Microsoft Starts Preparing Its Open-Source DirectX Shader Compiler For "HLSL 202x"

Written by Michael Larabel in Microsoft on 28 May 2024 at 02:33 PM EDT. 19 Comments
MICROSOFT
Microsoft's open-source DirectX Shader Compiler that is open-source and derived from the LLVM/Clang compiler infrastructure is out with a significant new release as it begins preparing for "HLSL 202x" as a big leap for the High-Level Shader Language.

HLSL 202x is the placeholder name for the next-generation version of the High-Level Shader Language, the shading language used by Direct3D and akin to OpenGL's GLSL. With today's DirectX Compiler v1.8.2405 release, just the first component of HLSL 202x is being rolled out. Microsoft's GitHub release announcement explains:
"HLSL 202x is a placeholder designation for what will ultimately be a new language version that further aligns HLSL with modern language features. It is intended to serve as a bridge to help transition to the expected behavior of the modernized compiler.

To experiment with 202x, use the -HV 202x flag. We recommend enabling these warnings as well to catch potential changes in behavior: -Wconversion -Wdouble-promotion -Whlsl-legacy-literal.

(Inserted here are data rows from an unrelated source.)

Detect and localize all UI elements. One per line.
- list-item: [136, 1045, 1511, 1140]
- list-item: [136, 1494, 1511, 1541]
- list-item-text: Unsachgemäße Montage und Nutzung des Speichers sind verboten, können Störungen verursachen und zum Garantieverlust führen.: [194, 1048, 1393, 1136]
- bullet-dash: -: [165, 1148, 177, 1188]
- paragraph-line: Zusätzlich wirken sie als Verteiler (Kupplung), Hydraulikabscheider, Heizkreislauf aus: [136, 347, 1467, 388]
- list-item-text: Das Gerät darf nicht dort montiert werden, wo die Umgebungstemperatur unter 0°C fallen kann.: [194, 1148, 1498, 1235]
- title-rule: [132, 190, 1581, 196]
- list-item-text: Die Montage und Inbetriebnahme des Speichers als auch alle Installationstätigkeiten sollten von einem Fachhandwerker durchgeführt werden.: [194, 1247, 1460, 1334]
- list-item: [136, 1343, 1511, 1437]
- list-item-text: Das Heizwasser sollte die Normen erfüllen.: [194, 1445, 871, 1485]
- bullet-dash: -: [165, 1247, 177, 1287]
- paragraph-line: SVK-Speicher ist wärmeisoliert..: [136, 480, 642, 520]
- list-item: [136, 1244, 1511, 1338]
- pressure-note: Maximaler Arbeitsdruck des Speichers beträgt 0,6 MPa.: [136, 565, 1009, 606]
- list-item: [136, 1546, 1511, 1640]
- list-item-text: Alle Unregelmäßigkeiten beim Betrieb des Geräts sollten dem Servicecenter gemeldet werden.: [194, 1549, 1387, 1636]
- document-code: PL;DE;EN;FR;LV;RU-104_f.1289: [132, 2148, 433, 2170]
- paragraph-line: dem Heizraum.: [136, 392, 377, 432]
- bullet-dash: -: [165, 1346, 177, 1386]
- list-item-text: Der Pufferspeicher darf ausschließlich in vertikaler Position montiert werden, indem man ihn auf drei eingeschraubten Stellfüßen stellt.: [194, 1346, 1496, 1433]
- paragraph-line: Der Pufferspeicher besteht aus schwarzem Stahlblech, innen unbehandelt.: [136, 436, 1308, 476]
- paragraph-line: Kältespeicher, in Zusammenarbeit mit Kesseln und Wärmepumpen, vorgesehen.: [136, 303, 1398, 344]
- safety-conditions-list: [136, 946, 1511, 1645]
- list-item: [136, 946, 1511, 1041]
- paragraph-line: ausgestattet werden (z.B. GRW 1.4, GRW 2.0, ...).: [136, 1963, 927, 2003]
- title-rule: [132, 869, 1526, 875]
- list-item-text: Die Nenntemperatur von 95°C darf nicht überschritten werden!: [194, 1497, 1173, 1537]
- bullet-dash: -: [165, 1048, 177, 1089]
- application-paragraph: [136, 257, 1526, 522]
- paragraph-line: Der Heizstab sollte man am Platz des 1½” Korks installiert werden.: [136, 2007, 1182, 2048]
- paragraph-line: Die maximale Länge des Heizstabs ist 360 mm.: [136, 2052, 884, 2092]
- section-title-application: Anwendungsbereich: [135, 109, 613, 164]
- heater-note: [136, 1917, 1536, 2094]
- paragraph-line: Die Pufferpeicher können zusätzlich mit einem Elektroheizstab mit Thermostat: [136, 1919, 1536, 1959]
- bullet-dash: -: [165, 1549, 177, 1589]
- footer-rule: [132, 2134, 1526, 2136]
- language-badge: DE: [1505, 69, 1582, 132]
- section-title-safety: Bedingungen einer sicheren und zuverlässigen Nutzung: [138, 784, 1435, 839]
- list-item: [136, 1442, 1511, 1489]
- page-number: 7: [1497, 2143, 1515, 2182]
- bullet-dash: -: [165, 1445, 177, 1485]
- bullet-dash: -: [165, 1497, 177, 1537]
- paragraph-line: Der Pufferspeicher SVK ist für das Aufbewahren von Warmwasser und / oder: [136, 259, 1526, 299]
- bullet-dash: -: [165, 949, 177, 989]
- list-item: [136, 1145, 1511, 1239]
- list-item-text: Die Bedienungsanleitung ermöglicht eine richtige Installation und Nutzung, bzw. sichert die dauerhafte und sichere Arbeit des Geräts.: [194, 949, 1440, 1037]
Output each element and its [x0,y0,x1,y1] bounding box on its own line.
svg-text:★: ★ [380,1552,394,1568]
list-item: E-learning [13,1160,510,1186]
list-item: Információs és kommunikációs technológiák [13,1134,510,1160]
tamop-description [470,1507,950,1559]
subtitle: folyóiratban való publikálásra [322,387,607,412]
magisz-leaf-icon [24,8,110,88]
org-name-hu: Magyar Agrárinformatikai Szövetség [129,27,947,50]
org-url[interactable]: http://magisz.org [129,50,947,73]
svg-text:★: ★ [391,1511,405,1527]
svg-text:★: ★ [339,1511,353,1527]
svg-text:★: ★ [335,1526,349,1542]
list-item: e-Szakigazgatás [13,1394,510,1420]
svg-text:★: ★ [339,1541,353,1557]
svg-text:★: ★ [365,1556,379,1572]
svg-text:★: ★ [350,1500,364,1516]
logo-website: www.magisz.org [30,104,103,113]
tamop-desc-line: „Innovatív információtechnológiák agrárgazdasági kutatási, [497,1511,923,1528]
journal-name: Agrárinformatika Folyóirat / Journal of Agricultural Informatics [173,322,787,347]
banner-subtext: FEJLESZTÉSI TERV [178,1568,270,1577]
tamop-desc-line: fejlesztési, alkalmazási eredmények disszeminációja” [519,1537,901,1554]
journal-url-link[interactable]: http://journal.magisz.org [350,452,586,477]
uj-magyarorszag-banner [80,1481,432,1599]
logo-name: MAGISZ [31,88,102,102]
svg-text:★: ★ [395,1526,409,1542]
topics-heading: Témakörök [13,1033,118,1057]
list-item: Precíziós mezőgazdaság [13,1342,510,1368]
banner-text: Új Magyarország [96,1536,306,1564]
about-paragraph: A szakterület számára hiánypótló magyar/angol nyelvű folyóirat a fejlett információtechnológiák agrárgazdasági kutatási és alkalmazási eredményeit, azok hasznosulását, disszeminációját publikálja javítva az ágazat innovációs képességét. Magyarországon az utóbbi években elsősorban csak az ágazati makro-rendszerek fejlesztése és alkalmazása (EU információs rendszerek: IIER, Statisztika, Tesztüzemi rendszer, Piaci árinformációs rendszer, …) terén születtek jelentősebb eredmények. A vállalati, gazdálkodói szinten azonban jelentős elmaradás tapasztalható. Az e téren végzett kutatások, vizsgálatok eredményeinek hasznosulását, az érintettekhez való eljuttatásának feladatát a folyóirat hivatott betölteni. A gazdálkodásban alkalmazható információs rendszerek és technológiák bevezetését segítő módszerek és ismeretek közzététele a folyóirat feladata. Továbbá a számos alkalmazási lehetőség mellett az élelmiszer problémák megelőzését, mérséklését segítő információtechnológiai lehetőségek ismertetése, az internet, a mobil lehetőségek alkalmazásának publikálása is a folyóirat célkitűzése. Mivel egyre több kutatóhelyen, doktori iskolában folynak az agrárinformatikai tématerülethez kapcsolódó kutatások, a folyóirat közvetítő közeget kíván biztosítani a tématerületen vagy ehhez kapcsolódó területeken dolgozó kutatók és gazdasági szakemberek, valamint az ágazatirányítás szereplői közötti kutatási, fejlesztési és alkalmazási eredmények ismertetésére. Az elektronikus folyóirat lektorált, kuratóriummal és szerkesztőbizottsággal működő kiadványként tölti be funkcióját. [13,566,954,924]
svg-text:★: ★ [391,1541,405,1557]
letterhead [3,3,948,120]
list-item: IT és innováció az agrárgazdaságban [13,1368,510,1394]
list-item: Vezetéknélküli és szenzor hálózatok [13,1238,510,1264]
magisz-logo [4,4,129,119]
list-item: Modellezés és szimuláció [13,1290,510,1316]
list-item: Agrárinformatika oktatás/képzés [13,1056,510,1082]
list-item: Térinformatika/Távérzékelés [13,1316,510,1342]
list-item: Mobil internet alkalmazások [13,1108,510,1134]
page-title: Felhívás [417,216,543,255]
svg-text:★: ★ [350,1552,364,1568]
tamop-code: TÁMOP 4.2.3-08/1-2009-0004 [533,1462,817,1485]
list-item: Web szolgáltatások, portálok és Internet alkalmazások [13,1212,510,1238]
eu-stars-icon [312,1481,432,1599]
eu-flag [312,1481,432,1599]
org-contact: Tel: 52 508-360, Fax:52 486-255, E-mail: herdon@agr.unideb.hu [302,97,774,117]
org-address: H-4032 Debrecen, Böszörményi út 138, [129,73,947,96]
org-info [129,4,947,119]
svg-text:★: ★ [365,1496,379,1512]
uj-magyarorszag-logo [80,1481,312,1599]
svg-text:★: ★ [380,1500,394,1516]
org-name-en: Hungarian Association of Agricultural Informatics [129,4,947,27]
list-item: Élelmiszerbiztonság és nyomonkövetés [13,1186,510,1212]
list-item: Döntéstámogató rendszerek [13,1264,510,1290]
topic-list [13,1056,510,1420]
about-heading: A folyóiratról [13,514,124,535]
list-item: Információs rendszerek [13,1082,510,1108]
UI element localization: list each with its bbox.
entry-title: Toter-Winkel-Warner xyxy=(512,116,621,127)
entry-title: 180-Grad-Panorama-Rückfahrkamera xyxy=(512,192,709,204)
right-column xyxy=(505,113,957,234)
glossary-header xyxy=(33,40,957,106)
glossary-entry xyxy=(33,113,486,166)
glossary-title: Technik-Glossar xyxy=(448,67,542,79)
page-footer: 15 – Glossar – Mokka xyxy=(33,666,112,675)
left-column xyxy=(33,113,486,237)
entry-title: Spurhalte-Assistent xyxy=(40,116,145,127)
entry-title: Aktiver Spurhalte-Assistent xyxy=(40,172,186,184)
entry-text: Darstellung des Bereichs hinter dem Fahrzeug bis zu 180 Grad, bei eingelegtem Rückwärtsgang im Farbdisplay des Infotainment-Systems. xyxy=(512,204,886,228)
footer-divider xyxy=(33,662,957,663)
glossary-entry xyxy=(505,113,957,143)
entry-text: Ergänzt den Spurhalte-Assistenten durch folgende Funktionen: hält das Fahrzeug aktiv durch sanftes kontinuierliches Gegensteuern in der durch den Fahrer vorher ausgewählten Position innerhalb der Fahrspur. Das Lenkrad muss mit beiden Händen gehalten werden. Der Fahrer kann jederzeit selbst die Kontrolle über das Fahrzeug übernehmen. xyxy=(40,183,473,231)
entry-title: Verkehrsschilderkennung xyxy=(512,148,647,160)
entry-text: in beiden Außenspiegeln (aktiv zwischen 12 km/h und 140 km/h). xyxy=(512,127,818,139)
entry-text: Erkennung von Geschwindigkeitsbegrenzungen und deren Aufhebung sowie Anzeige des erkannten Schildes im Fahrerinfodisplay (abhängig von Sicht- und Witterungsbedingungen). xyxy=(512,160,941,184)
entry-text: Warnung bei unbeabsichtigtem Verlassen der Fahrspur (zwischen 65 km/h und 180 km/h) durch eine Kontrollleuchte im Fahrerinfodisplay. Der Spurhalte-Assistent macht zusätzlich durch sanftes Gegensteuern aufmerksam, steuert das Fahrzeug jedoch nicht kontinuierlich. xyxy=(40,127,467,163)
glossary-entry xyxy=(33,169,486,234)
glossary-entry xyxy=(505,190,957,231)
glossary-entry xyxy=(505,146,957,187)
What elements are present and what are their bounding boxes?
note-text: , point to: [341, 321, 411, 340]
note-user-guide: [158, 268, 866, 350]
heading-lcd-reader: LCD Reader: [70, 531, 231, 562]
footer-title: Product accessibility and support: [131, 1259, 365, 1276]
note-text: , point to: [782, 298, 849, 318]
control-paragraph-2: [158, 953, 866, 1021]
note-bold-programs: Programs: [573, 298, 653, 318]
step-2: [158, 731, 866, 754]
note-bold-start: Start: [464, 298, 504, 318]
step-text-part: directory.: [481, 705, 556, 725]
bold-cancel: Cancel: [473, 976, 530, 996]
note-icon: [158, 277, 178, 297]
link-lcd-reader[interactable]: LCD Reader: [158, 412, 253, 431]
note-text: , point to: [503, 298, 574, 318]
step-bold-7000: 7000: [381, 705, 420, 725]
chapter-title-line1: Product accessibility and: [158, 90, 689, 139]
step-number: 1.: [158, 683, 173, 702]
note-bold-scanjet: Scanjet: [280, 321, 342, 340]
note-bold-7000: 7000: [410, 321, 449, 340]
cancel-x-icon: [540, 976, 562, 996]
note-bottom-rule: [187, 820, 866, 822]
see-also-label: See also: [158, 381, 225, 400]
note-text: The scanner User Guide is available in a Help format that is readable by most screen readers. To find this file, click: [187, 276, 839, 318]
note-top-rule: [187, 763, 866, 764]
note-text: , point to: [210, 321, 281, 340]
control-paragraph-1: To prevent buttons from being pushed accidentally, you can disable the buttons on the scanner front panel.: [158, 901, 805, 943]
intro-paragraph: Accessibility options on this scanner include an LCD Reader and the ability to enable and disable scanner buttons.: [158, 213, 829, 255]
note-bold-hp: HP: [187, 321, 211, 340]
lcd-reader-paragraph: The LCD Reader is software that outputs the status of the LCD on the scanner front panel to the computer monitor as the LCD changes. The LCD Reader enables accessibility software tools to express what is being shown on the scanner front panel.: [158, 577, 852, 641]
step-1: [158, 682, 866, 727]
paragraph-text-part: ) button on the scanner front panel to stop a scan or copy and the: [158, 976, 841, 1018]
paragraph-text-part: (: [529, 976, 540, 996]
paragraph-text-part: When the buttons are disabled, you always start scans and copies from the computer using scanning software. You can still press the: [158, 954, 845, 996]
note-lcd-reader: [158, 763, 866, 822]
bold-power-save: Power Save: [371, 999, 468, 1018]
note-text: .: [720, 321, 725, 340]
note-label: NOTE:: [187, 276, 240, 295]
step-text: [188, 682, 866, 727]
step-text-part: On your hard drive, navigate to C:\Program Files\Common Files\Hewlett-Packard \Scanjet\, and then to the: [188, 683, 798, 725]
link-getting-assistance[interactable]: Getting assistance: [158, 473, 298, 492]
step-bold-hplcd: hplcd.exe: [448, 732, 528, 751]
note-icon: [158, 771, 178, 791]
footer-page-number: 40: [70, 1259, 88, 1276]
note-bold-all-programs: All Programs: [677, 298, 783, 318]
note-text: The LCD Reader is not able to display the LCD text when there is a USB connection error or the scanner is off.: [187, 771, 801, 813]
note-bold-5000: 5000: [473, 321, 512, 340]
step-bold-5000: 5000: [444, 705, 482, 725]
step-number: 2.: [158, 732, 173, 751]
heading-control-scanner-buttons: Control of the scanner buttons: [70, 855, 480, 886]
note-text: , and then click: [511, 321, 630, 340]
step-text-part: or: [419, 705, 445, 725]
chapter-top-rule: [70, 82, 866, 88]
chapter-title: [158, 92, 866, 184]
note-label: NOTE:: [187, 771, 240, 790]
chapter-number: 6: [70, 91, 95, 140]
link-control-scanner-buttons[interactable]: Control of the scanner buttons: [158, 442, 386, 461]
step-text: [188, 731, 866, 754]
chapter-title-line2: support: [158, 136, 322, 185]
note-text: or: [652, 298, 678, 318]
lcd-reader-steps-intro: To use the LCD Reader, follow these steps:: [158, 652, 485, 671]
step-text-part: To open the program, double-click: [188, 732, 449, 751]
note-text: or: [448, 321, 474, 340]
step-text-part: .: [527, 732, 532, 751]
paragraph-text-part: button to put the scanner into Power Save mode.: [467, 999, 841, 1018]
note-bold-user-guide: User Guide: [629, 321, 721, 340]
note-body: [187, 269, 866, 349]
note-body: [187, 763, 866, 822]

The first feature available in 202x updates HLSL's treatment of literals to better conform with C/C++. In previous versions, un-suffixed literal types targeted the highest possible precision. This feature revises that to mostly conform with C/C++ behavior. See the above blog post for details.

Clang-built Windows binaries are included in addition to the MSVC-built binaries that have always been shipped before. The clang-built compiler is expected to improve HLSL compile times in many cases. We are eager for feedback about this build positive or negative, related to compile times or correctness."

There is also a Microsoft DirectX blog post highlighting the faster build times of using the Clang-built DirectX Compiler and the work that's ongoing to evolve the HLSL language. With the HLSL 202x work is also a formal language specification being developed. HLSL 202y as the HLSL 202x successor is also being developed in parallel.

DirectX Compiler May release


Downloads -- both the source code and Windows / Linux binaries -- and more information on today's DirectX Compiler v1.8.2405 release can be found via GitHub.